IL PUNTO SU PAPA FRANCESCO

Un Monito Da Assisi

Editoriale di Davide Ghezzo – 6 ottobre 2013

Nella festa del patrono della nostra nazione e della pace, papa Francesco raduna ad Assisi una folla mai vista, di oltre centomila persone. Nemmeno Wojtyla, il papa mediatico per eccellenza, era mai riuscito a tanto.

Come suo solito, ma con tanta maggior evidenza in ragione dell’importanza dell’evento, Bergoglio manda a gambe levate il protocollo, i programmi, i suggerimenti dei consiglieri. Si ferma a parlare coi giovani, accarezza bambini e disabili fisici e mentali; pranza con frati e suore di clausura, anziché con le autorità civili e religiose. Ha una parola per tutti, cui unisce sempre un sorriso, aperto, franco. E nel suo esserci per tutti, incredibilmente, non ha mai fretta. Si sofferma, ascolta, prega.

Le sue ‘istruzioni per l’uso‘, pronunciate nei vari momenti della massacrante giornata nel paese del Poverello, sono nette, chiare, prive di ogni ambiguità; costringono chi lo ascolta a prendere a sua volta una posizione univoca, in cui non c’è posto per distinguo ed eccezioni assortite.

Il pericolo più grave che interessa la Chiesa, ammonisce il Papa, è la mondanità. Egli la paragona alle più gravi tra le malattie, la lebbra, il cancro. La mondanità crea prepotenza, vanità, idolatria del denaro – chiodo su cui Bergoglio batte spesso e volentieri.

Ma il pontefice parla a nuora perché suocera intenda: la tentazione degli onori mondani non è certo un’esclusiva delle gerarchie ecclesiastiche, ma permea l’intera società civile, asservita ai falsi idoli dello show business, a veline e principesse del nulla che riempiono pagine di rotocalchi e lunghi e inutili servizi televisivi. E’ lo spirito del mondo, l’impostazione materialistica cui l’uomo comune cede troppo spesso, per comodità e pigrizia il più delle volte, per vizio di mentalità e razionalismo che si contorce su se stesso in alcuni, disperati casi.
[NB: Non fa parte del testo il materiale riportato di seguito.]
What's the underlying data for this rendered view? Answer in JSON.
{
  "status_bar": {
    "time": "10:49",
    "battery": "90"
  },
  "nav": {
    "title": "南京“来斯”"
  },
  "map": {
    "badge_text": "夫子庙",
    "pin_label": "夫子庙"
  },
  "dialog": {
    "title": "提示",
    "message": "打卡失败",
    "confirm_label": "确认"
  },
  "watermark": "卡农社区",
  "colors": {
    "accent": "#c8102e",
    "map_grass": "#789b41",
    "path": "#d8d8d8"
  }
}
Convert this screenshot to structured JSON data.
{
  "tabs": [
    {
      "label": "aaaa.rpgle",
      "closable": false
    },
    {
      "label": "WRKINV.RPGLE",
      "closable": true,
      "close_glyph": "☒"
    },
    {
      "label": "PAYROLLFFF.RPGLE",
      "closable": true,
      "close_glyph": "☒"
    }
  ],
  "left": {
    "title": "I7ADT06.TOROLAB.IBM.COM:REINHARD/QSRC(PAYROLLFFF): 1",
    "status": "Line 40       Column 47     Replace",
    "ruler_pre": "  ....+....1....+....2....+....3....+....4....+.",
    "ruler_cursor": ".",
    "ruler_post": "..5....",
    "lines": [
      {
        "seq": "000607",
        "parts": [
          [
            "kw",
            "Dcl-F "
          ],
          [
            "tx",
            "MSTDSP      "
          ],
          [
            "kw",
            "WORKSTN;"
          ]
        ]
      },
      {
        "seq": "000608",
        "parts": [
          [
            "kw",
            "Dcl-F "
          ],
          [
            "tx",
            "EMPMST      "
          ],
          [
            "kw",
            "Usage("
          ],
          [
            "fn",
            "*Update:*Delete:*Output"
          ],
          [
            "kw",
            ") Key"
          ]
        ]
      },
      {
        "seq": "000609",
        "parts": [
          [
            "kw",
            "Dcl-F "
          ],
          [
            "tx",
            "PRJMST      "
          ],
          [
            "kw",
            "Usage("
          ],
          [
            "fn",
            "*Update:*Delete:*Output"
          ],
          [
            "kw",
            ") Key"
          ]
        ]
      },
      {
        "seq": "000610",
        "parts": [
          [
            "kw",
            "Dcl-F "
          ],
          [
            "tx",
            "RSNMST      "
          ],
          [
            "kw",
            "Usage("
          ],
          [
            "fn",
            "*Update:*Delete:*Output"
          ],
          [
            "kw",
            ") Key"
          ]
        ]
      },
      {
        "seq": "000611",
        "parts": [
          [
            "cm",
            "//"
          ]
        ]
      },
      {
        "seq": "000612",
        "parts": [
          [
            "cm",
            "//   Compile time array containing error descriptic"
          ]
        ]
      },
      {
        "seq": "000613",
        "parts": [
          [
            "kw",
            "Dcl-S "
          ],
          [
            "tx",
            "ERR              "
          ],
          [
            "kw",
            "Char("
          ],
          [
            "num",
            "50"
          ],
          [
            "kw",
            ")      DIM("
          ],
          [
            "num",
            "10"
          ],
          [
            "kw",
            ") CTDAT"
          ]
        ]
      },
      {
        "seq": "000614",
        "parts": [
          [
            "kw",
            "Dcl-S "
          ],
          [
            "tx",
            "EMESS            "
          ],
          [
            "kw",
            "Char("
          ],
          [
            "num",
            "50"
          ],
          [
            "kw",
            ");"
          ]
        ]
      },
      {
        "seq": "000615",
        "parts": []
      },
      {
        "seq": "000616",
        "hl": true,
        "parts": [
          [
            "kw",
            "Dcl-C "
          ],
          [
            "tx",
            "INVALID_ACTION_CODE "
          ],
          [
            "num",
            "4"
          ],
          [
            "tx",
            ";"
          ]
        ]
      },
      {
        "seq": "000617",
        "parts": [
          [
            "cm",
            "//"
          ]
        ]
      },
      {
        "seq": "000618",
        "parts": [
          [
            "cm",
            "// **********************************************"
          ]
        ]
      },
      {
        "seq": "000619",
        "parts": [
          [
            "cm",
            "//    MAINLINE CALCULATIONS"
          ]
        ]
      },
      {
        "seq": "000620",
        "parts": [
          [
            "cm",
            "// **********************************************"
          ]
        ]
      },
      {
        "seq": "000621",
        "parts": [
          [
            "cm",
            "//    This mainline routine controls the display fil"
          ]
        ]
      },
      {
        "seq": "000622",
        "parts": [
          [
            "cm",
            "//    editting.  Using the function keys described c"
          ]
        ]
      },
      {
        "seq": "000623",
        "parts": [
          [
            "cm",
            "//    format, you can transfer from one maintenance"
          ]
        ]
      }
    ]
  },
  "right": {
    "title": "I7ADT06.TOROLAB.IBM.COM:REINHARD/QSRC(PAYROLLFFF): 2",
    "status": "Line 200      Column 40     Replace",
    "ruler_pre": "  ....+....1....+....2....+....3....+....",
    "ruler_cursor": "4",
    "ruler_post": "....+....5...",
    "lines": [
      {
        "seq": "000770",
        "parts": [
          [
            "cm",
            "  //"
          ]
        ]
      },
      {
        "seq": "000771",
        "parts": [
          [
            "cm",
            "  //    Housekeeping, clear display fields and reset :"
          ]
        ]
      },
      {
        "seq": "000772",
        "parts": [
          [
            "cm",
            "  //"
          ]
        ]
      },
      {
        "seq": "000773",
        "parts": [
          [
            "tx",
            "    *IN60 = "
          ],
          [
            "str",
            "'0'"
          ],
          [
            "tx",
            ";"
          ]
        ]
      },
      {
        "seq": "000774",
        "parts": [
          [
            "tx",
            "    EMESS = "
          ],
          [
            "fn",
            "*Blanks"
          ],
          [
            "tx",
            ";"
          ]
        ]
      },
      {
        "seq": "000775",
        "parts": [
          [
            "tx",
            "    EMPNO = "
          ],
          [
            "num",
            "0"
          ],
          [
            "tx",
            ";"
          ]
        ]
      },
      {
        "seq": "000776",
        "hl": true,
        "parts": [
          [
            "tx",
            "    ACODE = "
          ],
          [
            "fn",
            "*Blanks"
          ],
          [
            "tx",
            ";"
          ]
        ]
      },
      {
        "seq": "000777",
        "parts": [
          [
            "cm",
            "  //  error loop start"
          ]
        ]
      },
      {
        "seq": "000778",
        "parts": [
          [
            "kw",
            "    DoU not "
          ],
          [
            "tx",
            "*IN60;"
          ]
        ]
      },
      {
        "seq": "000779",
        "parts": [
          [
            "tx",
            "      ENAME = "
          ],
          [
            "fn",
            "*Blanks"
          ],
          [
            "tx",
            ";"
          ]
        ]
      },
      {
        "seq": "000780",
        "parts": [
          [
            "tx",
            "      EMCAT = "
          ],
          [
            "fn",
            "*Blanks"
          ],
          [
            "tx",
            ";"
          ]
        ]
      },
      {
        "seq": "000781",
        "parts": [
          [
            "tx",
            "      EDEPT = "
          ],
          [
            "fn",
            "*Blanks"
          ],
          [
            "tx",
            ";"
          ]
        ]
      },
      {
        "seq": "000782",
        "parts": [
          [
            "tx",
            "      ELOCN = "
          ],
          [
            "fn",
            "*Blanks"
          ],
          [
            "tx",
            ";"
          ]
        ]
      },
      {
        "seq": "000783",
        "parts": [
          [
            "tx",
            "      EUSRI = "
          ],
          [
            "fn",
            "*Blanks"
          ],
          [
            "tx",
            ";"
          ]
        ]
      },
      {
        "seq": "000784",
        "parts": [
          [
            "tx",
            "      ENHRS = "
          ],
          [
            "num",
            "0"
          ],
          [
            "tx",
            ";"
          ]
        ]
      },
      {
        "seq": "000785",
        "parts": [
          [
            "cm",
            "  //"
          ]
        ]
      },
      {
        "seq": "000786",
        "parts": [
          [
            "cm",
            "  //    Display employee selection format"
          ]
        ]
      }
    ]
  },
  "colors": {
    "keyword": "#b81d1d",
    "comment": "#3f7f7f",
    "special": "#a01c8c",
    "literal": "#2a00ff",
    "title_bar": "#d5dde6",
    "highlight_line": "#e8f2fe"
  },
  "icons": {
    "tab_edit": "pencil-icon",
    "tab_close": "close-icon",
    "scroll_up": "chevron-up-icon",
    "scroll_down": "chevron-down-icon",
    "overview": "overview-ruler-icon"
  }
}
Ma lo spirito del mondo è anche quell’atteggiamento diffuso che ci porta a guardare ai morti di Lampedusa (circa 300, in una tra le peggiori tragedie legate alle ‘carrette del mare’ che si ricordi) come a un incidente di percorso, uno spettacolo della disperazione di fronte al quale sentiamo un po’ di commozione ma quasi a comando, per evitare ai nostri stessi occhi la brutta figura di non provare nulla; una commozione comunque di breve durata, perché il nostro tempo e la nostra attenzione si devono rivolgere a mille altre questioni incombenti.

Questa emotività da operetta, in cui cadiamo anche grazie ai servizi strappalacrime dei vari telegiornali, è il perfetto rispecchiamento dell’ipocrisia in cui siamo immersi, sempre pronti a fare la morale agli altri, politici e preti in primo luogo, quasi mai a noi stessi.

Vergogna”, ha mormorato il Papa, quasi incredulo di ciò che usciva dalla sua bocca; ma la parola è stata poi ripetuta, confermata dal pontefice, per un suo intimo convincimento.

Di fronte a questo termine, sillabato a ragion veduta dalla massima autorità morale del pianeta, un po’ di gente dovrebbe cominciare a guardarsi allo specchio, ma non per controllare le rughe o il trucco, bensì per vedere se la coscienza interiore regge all’urto del tempo, alla tentazione di mandare alla deriva gli ideali vissuti in gioventù. Certo gli ultimi nella gerarchia morale sono gli scafisti, criminali senza scrupoli che lucrano sulla disperazione; ma anche tutti coloro – terroristi, ‘chimici’, sequestratori – che inducono la povera gente, inclusi vecchi e bambini, a sradicarsi dalla propria casa, dalla propria terra per inseguire una vaga speranza e promessa.

Ma poi veniamo noi occidentali, capaci di sfornare a catena politicanti inetti, agenti inquinanti dell’ambiente, giovani diplomati e laureati senza arte né parte, e le mille altre contraddizioni della nostra società. Ma il difetto sta nel manico, in una mentalità ancora provinciale e piccina, tipica del resto della storia italica, quella del mors tua vita mea: una spietata competizione quotidiana ci vede ancora impantanati in un materialismo storico che è triste e attualissima eredità del marxismo e nello stesso tempo (per una coincidenza degli opposti) del capitalismo senza regole.